Pendleton Woolen Mills, founded by Thomas Kay in 1863 and still in the family, is “a very conservative company,” says Dufek. “I’m not sure I understand” why it disapproves of her work.

“I asked them once, and they said, ‘We don’t really like what you do.’ I said, ‘Why not? I’m just interested?’ They said, ‘People will think we made them.'”

She answered–and at that point, they already knew–that she bends over backwards to respect the integrity of the design, and though she never removes the Pendleton tags and gives Pendleton full credit for the blanket, she also adds her own labels to show the design and craftsmanship is her own. “But,” she concedes, “I’m not the only person doing this. Other people make Pendleton coats that look a wreck, with patch pockets that don’t even match the pattern.”

About five years ago, Mark Hodesh, then owner of Downtown Home & Garden, invited her to make a small display in his store, and he hung his own Sheri Dufek Pendleton coat in the window. That is how many customers find her, along with Facebook and word of mouth.

“I’m not bragging,” she says, “but I’m only trying to prepare people when I tell them that when they walk down the street, they are going to attract attention.” She says that when she’s out in one of her own coats, cars slow down to follow her.

She still wears her original coat, though she now has half a dozen others. Her coats are unlined, but the dense Pendleton weave and her overlapping “half-French” seams keep out the wind. The natural lanolin in the wool keeps out the rain and snow.

She keeps about thirty Pendleton blankets in her inventory: classic solids with striped borders (aka Hudson Bay blankets), colorful Southwestern motifs that Pendleton manufactured in the nineteenth century to trade with Indian tribes, and modern designs by contemporary Native American artists. Though the occasional customer will buy a coat off the rack at DTH&G, most people end up in her home workshop, looking at an array of blankets spread out on her floor.

She says Hodesh seemed to surprise himself when he chose the vivid red, black, and white Navajo “water” blanket. “It was a little outside his comfort zone,” she says. Hodesh reports he recently wore it in New York, “working our way through Upper East Side museums. One of those elegant, slim, Fifth Avenue women dripping with expensive jewelry leaned in and whispered, ‘Honey, that coat is seriously beautiful.'”

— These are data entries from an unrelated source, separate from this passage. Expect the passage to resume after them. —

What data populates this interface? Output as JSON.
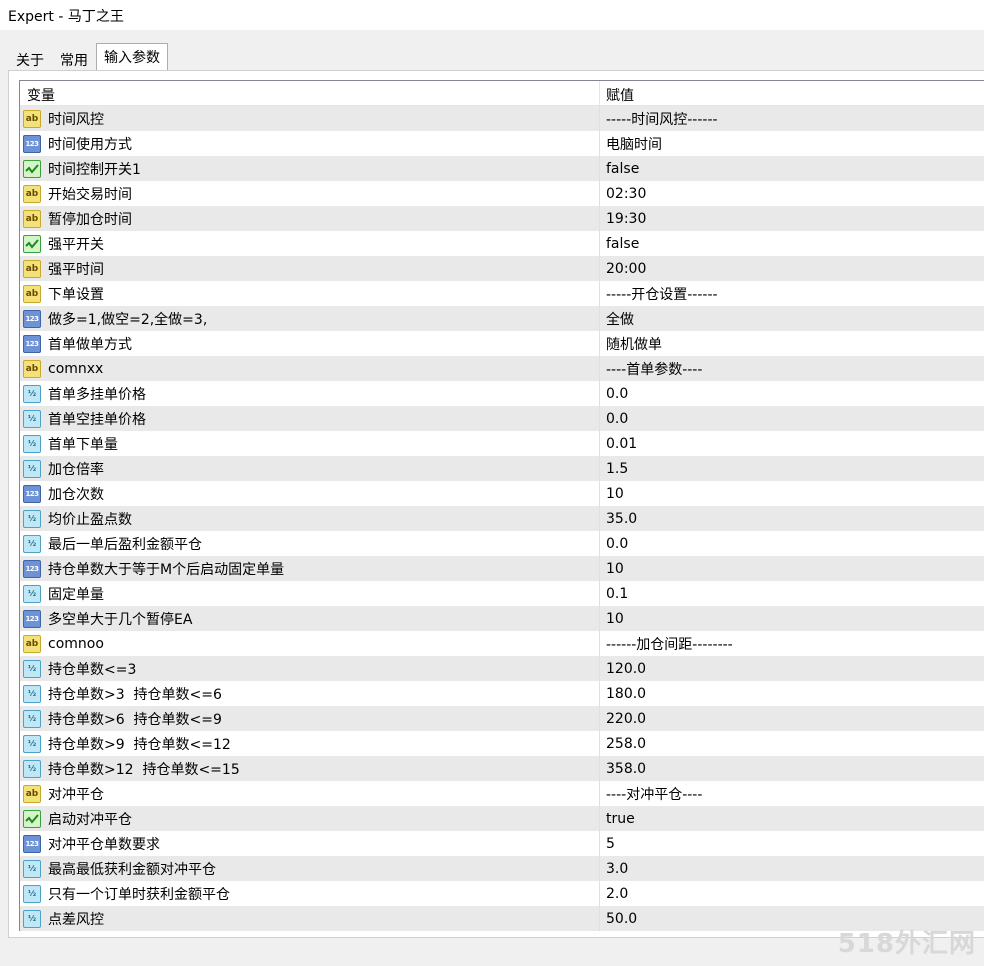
{
  "window": {
    "title": "Expert - 马丁之王"
  },
  "tabs": [
    {
      "label": "关于",
      "active": false
    },
    {
      "label": "常用",
      "active": false
    },
    {
      "label": "输入参数",
      "active": true
    }
  ],
  "table": {
    "headers": {
      "variable": "变量",
      "value": "赋值"
    },
    "rows": [
      {
        "icon": "ab",
        "name": "时间风控",
        "value": "-----时间风控------"
      },
      {
        "icon": "123",
        "name": "时间使用方式",
        "value": "电脑时间"
      },
      {
        "icon": "bool",
        "name": "时间控制开关1",
        "value": "false"
      },
      {
        "icon": "ab",
        "name": "开始交易时间",
        "value": "02:30"
      },
      {
        "icon": "ab",
        "name": "暂停加仓时间",
        "value": "19:30"
      },
      {
        "icon": "bool",
        "name": "强平开关",
        "value": "false"
      },
      {
        "icon": "ab",
        "name": "强平时间",
        "value": "20:00"
      },
      {
        "icon": "ab",
        "name": "下单设置",
        "value": "-----开仓设置------"
      },
      {
        "icon": "123",
        "name": "做多=1,做空=2,全做=3,",
        "value": "全做"
      },
      {
        "icon": "123",
        "name": "首单做单方式",
        "value": "随机做单"
      },
      {
        "icon": "ab",
        "name": "comnxx",
        "value": "----首单参数----"
      },
      {
        "icon": "half",
        "name": "首单多挂单价格",
        "value": "0.0"
      },
      {
        "icon": "half",
        "name": "首单空挂单价格",
        "value": "0.0"
      },
      {
        "icon": "half",
        "name": "首单下单量",
        "value": "0.01"
      },
      {
        "icon": "half",
        "name": "加仓倍率",
        "value": "1.5"
      },
      {
        "icon": "123",
        "name": "加仓次数",
        "value": "10"
      },
      {
        "icon": "half",
        "name": "均价止盈点数",
        "value": "35.0"
      },
      {
        "icon": "half",
        "name": "最后一单后盈利金额平仓",
        "value": "0.0"
      },
      {
        "icon": "123",
        "name": "持仓单数大于等于M个后启动固定单量",
        "value": "10"
      },
      {
        "icon": "half",
        "name": "固定单量",
        "value": "0.1"
      },
      {
        "icon": "123",
        "name": "多空单大于几个暂停EA",
        "value": "10"
      },
      {
        "icon": "ab",
        "name": "comnoo",
        "value": "------加仓间距--------"
      },
      {
        "icon": "half",
        "name": "持仓单数<=3",
        "value": "120.0"
      },
      {
        "icon": "half",
        "name": "持仓单数>3  持仓单数<=6",
        "value": "180.0"
      },
      {
        "icon": "half",
        "name": "持仓单数>6  持仓单数<=9",
        "value": "220.0"
      },
      {
        "icon": "half",
        "name": "持仓单数>9  持仓单数<=12",
        "value": "258.0"
      },
      {
        "icon": "half",
        "name": "持仓单数>12  持仓单数<=15",
        "value": "358.0"
      },
      {
        "icon": "ab",
        "name": "对冲平仓",
        "value": "----对冲平仓----"
      },
      {
        "icon": "bool",
        "name": "启动对冲平仓",
        "value": "true"
      },
      {
        "icon": "123",
        "name": "对冲平仓单数要求",
        "value": "5"
      },
      {
        "icon": "half",
        "name": "最高最低获利金额对冲平仓",
        "value": "3.0"
      },
      {
        "icon": "half",
        "name": "只有一个订单时获利金额平仓",
        "value": "2.0"
      },
      {
        "icon": "half",
        "name": "点差风控",
        "value": "50.0"
      }
    ]
  },
  "icon_labels": {
    "ab": "ab",
    "123": "123",
    "half": "½"
  },
  "watermark": "518外汇网"
}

Dufek is a famous name in Ann Arbor sports history. Sheri is married to Bill Dufek, an offensive lineman for Michigan in the 1970s. His older brother Donny played defense for U-M and then for the NFL’s Seattle Seahawks (Their father, Don, also played for Michigan.) Sheri’s family also played a part in sports history–her father, Guy Reiff, played professional baseball before becoming a U-M professor of kinesiology.

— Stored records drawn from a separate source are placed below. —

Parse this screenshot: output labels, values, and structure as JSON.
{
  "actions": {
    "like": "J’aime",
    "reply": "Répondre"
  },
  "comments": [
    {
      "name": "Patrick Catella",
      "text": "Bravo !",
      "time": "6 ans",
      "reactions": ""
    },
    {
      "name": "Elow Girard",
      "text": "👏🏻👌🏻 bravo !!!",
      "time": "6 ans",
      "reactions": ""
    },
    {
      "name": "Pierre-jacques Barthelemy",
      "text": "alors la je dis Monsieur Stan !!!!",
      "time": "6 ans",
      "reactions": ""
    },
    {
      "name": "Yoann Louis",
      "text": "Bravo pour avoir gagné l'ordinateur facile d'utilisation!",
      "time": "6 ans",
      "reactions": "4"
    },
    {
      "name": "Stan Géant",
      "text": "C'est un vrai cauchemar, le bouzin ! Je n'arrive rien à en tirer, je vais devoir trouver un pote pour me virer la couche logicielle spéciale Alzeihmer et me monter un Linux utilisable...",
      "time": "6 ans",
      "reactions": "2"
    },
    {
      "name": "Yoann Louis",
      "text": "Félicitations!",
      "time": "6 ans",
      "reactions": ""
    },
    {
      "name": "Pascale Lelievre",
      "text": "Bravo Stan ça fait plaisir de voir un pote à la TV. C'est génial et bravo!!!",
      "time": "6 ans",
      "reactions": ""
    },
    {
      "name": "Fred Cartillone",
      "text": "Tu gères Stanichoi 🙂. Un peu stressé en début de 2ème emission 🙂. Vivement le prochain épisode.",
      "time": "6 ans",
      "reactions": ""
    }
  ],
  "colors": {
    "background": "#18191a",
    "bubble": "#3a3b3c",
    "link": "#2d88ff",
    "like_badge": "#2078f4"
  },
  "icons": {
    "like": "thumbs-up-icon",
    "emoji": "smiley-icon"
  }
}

Sheri and Bill have known each other since seventh grade. “We used to play Crack the Whip on the Burns Park skating rink, and I used to always hold his hand,” she says. “He was so powerful, I wanted to be holding his hand, because unless he was holding onto you when he cracked the whip, you’d go flying.”

Bill, of course, owns a coat himself, and has brought her a lot of business. “At the Notre Dame-Michigan game a few years ago, he called me and said, ‘A guy wants to buy my coat off me. What do I do?’ I said, ‘Sell it. I’ll make you another.’ He said, ‘But what do I come home in?'” He decided to keep the coat.